Pandangan dalam teori restoratif adalah memidana bukanlah untuk memuaskan tuntutan absolut dari keadilan. Pembalasan itu sendiri tidak mempunyai nilai, tetapi hanya sebagai sarana untuk melindungi kepentingan masyarakat. J. Andeneses mengatakan teori ini dapat juga disebut sebagai teori perlindungan masyarakat (the theori of social defence). Berdasarkan pandangan J. Andeneses di atas, mengarahkan pemikiran bahwa selain teori restoratif yang dapat dijadikan dasar dalam pengembalian dan pemulihan aset hasil tindak pidana korupsi, teori perlindungan masyarakat (the theori of social defence) atau teori tertib sosial dapat juga sebagai landasan dalam perampasan aset korupsi. Sedangkan teori retributif (absolut), teori relatif (teori tujuan), teori gabungan, teori pengobatan (treatment) sebagaimana telah dijelaskan di atas, tidak cocok digunakan dalam pembahasan perampasan aset korupsi.

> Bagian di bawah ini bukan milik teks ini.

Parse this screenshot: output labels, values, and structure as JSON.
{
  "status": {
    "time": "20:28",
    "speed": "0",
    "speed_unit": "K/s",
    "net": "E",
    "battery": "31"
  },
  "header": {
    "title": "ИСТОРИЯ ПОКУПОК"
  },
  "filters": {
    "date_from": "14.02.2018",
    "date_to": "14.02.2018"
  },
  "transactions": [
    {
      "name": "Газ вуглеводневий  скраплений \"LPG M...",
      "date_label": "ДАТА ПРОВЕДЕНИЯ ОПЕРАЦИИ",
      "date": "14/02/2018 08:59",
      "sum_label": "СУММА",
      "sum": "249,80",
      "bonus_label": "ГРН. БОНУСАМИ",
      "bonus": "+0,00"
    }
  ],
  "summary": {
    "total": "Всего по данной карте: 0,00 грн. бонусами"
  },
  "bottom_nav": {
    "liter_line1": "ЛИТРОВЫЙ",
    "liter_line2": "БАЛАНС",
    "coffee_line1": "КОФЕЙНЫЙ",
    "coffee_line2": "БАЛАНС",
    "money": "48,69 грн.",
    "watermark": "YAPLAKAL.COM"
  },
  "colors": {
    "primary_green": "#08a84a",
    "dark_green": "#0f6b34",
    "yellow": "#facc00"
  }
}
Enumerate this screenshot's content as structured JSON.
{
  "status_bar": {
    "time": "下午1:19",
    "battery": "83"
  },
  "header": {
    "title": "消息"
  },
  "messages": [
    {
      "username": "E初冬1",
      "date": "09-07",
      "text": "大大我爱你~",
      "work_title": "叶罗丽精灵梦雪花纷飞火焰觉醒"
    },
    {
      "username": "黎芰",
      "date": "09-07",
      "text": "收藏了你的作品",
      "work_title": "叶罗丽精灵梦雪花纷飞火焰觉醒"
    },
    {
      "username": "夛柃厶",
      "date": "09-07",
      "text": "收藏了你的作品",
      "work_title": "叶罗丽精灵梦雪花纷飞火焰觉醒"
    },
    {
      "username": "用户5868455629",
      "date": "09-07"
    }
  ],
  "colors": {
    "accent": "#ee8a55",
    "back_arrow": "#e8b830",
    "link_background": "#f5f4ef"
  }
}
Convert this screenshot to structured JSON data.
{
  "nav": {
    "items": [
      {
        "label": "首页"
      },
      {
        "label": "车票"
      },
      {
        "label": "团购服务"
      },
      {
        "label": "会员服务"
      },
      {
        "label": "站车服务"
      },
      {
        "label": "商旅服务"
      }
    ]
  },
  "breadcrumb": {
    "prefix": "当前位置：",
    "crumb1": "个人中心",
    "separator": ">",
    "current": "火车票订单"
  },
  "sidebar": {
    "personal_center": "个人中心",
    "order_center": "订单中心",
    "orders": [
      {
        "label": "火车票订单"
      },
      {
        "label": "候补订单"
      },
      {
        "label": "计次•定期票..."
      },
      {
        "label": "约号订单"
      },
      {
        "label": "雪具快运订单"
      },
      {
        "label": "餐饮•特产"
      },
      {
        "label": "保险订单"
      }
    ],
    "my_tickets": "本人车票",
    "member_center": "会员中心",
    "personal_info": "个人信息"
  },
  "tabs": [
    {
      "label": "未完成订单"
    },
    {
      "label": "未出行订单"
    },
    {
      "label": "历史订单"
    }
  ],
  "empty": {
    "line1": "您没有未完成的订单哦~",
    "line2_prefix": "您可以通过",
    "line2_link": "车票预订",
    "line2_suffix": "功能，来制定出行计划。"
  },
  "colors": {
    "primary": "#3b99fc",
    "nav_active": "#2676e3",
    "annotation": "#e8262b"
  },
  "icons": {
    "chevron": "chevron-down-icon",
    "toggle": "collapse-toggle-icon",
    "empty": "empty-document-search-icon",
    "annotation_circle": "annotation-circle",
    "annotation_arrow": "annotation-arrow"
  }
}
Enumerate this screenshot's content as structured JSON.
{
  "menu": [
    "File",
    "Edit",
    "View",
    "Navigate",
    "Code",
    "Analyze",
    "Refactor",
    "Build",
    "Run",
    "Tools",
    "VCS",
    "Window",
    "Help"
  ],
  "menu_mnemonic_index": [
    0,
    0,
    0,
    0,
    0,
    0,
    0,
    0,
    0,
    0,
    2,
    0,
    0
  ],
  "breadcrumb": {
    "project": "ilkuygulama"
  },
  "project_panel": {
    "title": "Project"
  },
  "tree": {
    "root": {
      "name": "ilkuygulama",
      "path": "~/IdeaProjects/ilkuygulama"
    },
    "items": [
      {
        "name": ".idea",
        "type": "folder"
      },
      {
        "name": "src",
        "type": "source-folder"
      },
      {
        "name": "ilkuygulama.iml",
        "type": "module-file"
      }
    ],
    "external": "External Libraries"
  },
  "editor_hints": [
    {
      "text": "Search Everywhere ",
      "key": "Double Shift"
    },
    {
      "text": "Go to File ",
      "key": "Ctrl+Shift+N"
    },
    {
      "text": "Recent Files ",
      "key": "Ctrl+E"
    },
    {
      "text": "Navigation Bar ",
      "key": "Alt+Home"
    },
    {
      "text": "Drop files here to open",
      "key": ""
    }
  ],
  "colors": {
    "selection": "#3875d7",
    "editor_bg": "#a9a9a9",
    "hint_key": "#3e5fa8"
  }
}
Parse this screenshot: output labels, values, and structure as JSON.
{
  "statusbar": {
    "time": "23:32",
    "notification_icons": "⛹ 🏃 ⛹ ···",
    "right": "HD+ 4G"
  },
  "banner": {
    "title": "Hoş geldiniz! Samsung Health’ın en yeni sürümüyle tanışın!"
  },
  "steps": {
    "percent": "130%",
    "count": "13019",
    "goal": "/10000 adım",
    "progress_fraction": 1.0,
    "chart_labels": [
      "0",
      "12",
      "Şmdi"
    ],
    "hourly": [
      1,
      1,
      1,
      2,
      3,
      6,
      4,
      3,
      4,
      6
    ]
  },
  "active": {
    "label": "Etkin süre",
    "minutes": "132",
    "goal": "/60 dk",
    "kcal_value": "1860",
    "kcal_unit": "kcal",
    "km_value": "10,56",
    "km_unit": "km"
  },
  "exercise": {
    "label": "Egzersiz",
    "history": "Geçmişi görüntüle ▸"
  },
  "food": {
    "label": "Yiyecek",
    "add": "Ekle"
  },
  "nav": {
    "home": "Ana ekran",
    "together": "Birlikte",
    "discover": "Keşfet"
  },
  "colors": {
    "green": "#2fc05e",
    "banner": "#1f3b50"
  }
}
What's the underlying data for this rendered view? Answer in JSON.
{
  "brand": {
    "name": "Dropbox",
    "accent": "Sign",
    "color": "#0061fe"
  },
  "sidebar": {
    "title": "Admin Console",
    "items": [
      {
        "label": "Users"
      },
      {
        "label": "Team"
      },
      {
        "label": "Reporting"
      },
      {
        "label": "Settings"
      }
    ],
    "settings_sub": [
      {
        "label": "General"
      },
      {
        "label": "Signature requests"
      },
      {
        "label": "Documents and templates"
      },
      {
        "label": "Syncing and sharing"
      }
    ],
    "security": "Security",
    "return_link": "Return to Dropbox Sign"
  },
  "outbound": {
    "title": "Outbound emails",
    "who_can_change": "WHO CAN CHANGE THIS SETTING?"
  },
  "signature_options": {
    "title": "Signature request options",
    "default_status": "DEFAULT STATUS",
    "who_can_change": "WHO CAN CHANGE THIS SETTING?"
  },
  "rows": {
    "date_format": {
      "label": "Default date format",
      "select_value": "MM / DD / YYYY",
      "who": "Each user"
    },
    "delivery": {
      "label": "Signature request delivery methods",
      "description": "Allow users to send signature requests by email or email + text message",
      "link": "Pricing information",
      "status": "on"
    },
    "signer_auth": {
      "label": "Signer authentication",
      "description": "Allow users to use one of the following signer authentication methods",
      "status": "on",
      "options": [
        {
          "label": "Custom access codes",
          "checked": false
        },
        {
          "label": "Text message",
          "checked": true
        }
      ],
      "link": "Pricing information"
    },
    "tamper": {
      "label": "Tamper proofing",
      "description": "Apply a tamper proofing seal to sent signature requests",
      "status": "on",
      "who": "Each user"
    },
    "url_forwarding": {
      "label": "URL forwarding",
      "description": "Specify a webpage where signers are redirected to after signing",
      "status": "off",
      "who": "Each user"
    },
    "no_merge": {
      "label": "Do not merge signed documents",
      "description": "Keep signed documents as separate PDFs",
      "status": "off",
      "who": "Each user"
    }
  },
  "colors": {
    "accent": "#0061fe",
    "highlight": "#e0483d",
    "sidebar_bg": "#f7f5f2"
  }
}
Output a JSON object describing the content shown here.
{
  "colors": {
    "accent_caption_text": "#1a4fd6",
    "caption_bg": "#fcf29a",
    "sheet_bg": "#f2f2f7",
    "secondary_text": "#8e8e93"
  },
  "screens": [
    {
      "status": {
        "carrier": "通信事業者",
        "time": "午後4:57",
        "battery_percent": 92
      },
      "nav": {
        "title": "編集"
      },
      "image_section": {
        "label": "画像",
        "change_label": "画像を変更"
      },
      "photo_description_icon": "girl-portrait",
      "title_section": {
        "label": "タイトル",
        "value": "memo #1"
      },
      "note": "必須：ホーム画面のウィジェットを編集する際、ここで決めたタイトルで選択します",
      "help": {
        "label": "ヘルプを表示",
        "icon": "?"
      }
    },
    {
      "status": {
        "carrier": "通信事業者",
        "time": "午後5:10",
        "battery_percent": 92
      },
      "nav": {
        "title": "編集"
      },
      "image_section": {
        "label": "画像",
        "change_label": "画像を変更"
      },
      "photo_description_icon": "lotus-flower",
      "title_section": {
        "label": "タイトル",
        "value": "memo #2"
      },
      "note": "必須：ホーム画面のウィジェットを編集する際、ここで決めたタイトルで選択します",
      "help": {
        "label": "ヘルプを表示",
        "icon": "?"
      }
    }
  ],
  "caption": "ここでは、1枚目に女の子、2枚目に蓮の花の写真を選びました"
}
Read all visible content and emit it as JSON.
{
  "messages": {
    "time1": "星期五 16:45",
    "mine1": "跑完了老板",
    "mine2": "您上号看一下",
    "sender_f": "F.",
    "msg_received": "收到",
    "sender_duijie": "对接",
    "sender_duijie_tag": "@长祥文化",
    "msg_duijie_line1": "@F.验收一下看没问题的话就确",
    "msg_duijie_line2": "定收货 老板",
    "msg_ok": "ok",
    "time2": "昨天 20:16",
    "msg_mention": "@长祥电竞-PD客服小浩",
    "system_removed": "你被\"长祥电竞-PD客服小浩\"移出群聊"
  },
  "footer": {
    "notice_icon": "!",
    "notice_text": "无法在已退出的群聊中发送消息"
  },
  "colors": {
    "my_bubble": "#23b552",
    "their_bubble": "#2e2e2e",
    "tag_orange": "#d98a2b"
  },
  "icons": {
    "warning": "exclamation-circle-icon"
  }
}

Justifikasi teoretis perampasan aset secara filosofis, argumentasinya adalah pengembalian aset pelaku tindak pidana korupsi dapat terdiri dari benda tetap maupun benda bergerak atau dapat pula berupa uang hasil korupsi baik yang berada di dalam negeri (Indonesia) maupun di luar negeri. Aset tersebut hakikatnya merupakan uang negara in casu adalah berasal dari dana masyarakat. StAR pada negara-negara berkembang mengalami hambatan karena tidak adanya regulasi yang mengatur perampasan harta benda tanpa melalui proses peradilan pidana (non conviction base) sehingga diperlukan adanya pengaturan non conviction base stolen asset recovery yang mengatur mekanisme hukum tentang pembekuan (freezing), perampasan (seizure) dan penyitaan (confiscation) harta benda tanpa perlu dibuktikan keterlibatan dalam perkara pidana dimana proses ini dalam RUU Perampasan Aset Tindak Pidana Korupsi Indonesia Tahun 2008 dikenal tindakan berupa penelusuran, penggeledahan, pemblokiran, penyitaan dan perampasan yang berupa perampasan in rem dan perampasan pidana. Logikanya dengan pelaku melakukan pengembalian aset diharapkan akan berdampak langsung untuk memulihkan keuangan negara atau perekonomian negara yang akhirnya bermuara kepada kesejahteraan dan keadilan masyarakat.